Willis spearheaded the Operational Excellence Program in 2005 to improve customer service and business efficiency for the state's Office of Information Technology Services (ITS). The program delivered dramatic results by using the Information Technology Infrastructure Library (ITIL).
One benefit of that initiative was a 30 percent spike in service-desk productivity without increasing staff. Overall efficiency within the ITS also grew by 20 percent. Willis said ITIL adoption was crucial as the office gained more control of statewide IT operations.
"When I came to this state, I realized quickly that we had a number of problems.
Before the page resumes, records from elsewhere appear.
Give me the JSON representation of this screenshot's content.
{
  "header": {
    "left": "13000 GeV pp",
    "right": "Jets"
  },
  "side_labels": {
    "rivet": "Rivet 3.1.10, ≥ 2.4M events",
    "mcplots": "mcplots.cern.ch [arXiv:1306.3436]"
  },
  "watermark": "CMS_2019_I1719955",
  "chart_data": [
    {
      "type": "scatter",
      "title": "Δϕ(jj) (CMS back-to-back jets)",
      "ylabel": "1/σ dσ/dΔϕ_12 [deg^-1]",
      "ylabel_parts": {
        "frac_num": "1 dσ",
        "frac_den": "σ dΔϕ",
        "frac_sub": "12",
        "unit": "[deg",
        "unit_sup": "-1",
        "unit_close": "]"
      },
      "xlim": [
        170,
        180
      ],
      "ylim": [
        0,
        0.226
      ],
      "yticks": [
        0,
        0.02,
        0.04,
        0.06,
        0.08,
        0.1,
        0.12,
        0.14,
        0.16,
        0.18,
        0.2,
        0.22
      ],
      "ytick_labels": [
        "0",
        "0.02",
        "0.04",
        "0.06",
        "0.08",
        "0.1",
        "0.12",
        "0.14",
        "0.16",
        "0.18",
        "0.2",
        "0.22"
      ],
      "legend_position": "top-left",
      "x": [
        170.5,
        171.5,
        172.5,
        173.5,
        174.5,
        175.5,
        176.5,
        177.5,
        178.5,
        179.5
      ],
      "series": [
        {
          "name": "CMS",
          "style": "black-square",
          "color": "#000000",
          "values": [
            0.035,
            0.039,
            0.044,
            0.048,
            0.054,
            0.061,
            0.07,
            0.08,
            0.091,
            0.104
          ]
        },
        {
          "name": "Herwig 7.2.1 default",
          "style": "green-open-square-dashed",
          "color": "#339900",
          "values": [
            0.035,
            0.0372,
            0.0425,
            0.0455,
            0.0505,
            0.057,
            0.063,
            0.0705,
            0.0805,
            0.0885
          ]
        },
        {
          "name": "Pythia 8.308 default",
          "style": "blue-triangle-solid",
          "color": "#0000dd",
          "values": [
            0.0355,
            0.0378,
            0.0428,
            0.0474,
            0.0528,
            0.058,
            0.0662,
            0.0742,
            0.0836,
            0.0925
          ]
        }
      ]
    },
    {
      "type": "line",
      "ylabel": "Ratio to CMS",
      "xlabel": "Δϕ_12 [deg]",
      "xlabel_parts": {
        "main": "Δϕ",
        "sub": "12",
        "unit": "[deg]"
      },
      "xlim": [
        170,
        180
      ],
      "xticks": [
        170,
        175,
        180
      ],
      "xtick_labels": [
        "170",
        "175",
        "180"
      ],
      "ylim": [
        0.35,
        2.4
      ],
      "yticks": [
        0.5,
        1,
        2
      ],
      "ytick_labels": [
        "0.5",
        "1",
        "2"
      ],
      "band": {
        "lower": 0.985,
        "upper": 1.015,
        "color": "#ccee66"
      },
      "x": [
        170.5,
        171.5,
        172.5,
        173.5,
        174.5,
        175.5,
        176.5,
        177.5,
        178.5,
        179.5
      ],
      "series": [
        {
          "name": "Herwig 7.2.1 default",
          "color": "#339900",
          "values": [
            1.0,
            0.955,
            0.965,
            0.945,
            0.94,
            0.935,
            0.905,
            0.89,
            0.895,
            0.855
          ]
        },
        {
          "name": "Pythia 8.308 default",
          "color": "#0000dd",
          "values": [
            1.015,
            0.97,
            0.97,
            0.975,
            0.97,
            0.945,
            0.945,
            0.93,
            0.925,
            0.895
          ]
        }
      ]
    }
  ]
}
We had a brand-new law that changed the powers and ownership of the state CIO and gave him much more responsibility," Willis said.
The law in question, SB 991, was passed in 2004 and increased CIO George Bakolia's role in state IT oversight and planning. The bill aimed to improve IT by adopting standards and increasing accountability.
"Our central IT group runs as a service provider and is funded by revenues from services provided [to] agencies," Willis said. Implementing ITIL helped ITS personnel better track and direct projects while establishing improved incident, problem, service-level and change management processes.
A rise in efficiency is saving the state money. The average cost to resolve an incident dropped from $1,300 to $750, Willis said in 2007, after completion of the ITIL project's first phase. "That's $1.4 million a year in lower resources to resolve incidents, because we're doing it faster, cleaner, with less confusion."